Migrating to denormalized context

If migrating existing models to use denormalized context through the setting (PGHISTORY_CONTEXT_FIELD = pghistory.ContextJSONField()) or through arguments to pghistory.track (context_field=pghistory.ContextJSONField()), you'll hit this issue and need to manually modify your migrations.

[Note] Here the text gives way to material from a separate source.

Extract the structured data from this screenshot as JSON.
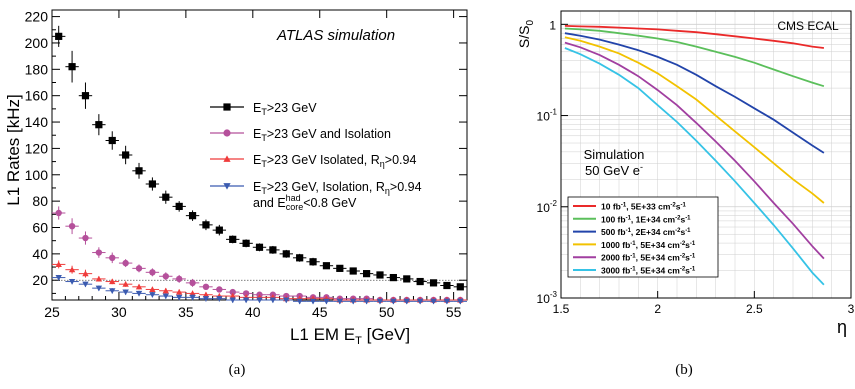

To address this, first generate migrations as normal. You'll see the following migration operations in your file:

migrations.AddField(
    model_name="...",
    name="pgh_context",
    field=pghistory.utils.JSONField(null=True),
),
migrations.AlterField(
    model_name="...",
    name="pgh_context_id",
    field=models.UUIDField(null=True),
),

Your migration needs to remove the pgh_context field first and add the field instead of altering it later:

migrations.RemoveField(
    model_name="...",
    name="pgh_context",
),
migrations.AddField(
    model_name="...",
    name="pgh_context",
    field=pghistory.utils.JSONField(null=True),
),
migrations.AddField(
    model_name="...",
    name="pgh_context_id",
    field=models.UUIDField(null=True),
),

Another way to accomplish this without manually editing migrations is to set the context field to None, generate migrations, and then set it to the denormalized context field.